Re: Comparison of hoffman-idn-reg and jseng-idn-admin



Stephane,

This is one of the reasons why I dont think a generic algorithm with a
single table format can be designed to handle *all* languages[1].

I believe in a more strip down generic framework on handling of IDNs and its
variants (e.g. registration, deletion, transfer, etc). But the exact
algorithm to generate the variants should be defined per language.

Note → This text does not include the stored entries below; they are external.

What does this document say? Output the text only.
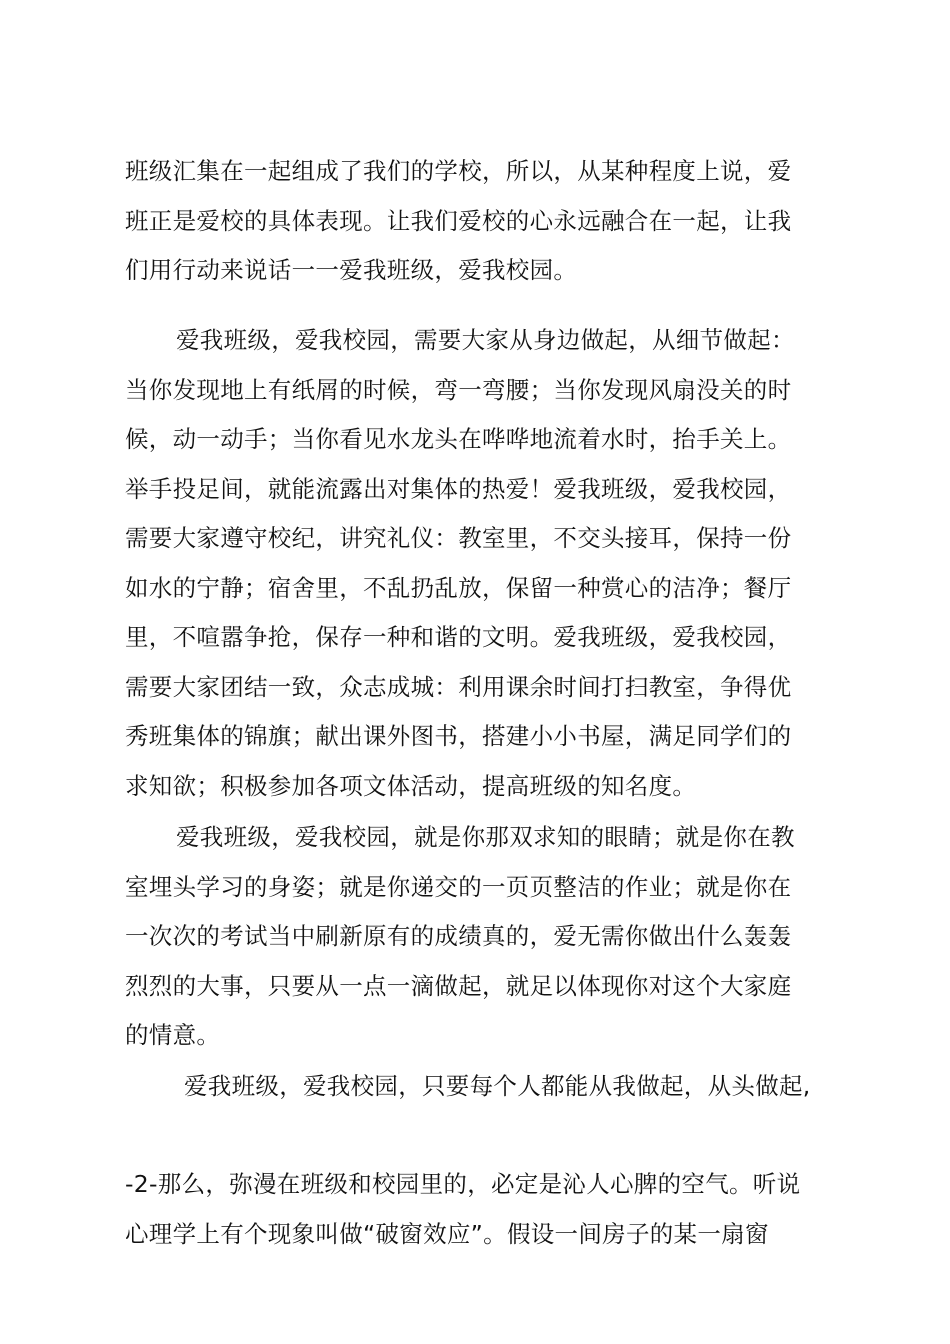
班级汇集在一起组成了我们的学校，所以，从某种程度上说，爱
班正是爱校的具体表现。让我们爱校的心永远融合在一起，让我
们用行动来说话一一爱我班级，爱我校园。

爱我班级，爱我校园，需要大家从身边做起，从细节做起：
当你发现地上有纸屑的时候，弯一弯腰；当你发现风扇没关的时
候，动一动手；当你看见水龙头在哗哗地流着水时，抬手关上。
举手投足间，就能流露出对集体的热爱！爱我班级，爱我校园，
需要大家遵守校纪，讲究礼仪：教室里，不交头接耳，保持一份
如水的宁静；宿舍里，不乱扔乱放，保留一种赏心的洁净；餐厅
里，不喧嚣争抢，保存一种和谐的文明。爱我班级，爱我校园，
需要大家团结一致，众志成城：利用课余时间打扫教室，争得优
秀班集体的锦旗；献出课外图书，搭建小小书屋，满足同学们的
求知欲；积极参加各项文体活动，提高班级的知名度。

爱我班级，爱我校园，就是你那双求知的眼睛；就是你在教
室埋头学习的身姿；就是你递交的一页页整洁的作业；就是你在
一次次的考试当中刷新原有的成绩真的，爱无需你做出什么轰轰
烈烈的大事，只要从一点一滴做起，就足以体现你对这个大家庭
的情意。

爱我班级，爱我校园，只要每个人都能从我做起，从头做起,

-2-那么，弥漫在班级和校园里的，必定是沁人心脾的空气。听说
心理学上有个现象叫做“破窗效应”。假设一间房子的某一扇窗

[1] language as defined by RFC 3066.

-James Seng

----- Original Message -----
From: "Stephane Bortzmeyer" <bortzmeyer@xxxxxx>
To: "Martin Duerst" <duerst@xxxxxx>
Cc: "IDN registration policy list" <idn-reg-policy@xxxxxxx>
Sent: Thursday, April 03, 2003 4:20 PM
Subject: Re: Comparison of hoffman-idn-reg and jseng-idn-admin


>
> On Wed, Apr 02, 2003 at 03:07:03PM -0500,
>  Martin Duerst <duerst@xxxxxx> wrote
>  a message of 28 lines which said:
>
> > The danger of bundles being too big can easily happen for European
> > languages, with a bundle that defines that all accented versions of
> > a character are treated as the same as the base character.
>
> Yes, see my previous message, in the thread "New Internet Draft on
> registering IDNs". A typical example is the label
> "3suisses-assurances" (which actually exist in '.fr') which has a
> bundle of 306,250 labels with a table that uses (almost) all the
> Latin-1 characters.
>
> Not all of Latin-1 characters exist in French so we could downsize the
> table and therefore the bundles. But, on the other hand, for a
> registry like '.eu', we will need an even larger table since Europe
> requires more than just Latin-1.
>
> > In that case, Paul's approach (also described by Adam) of using
> > equivalence classes won't scale.
>
> It doesn't scale if you want to actually generate the bundle and
> publish them in a static zone file. I tried for the '.fr' zone which
> is quite small - 150,000 domains - and the resulting zone file was
> larger than '.com' even before the domains starting with the letter A
> were fully processed. But you have other approaches:
>
> * a dynamic DNS server like PowerDNS <http://www.powerdns.com/> with a
> back-end that will match a label to its bundle at query-time,
>
> * Option 2 or 3 of Paul's draft, which do not require to actually
> store the complete bundle.
>
> > What may work is that an accented character blocks the base
> > character, but not characters with a different accent.
>
> Interesting. We could also draw inspiration from most Web search
> engines. They work that way: If there is no composed character in the
> query, they search "accent-insensitive". If there is at least one,
> they switch to "accent-sensitive".
>
>
>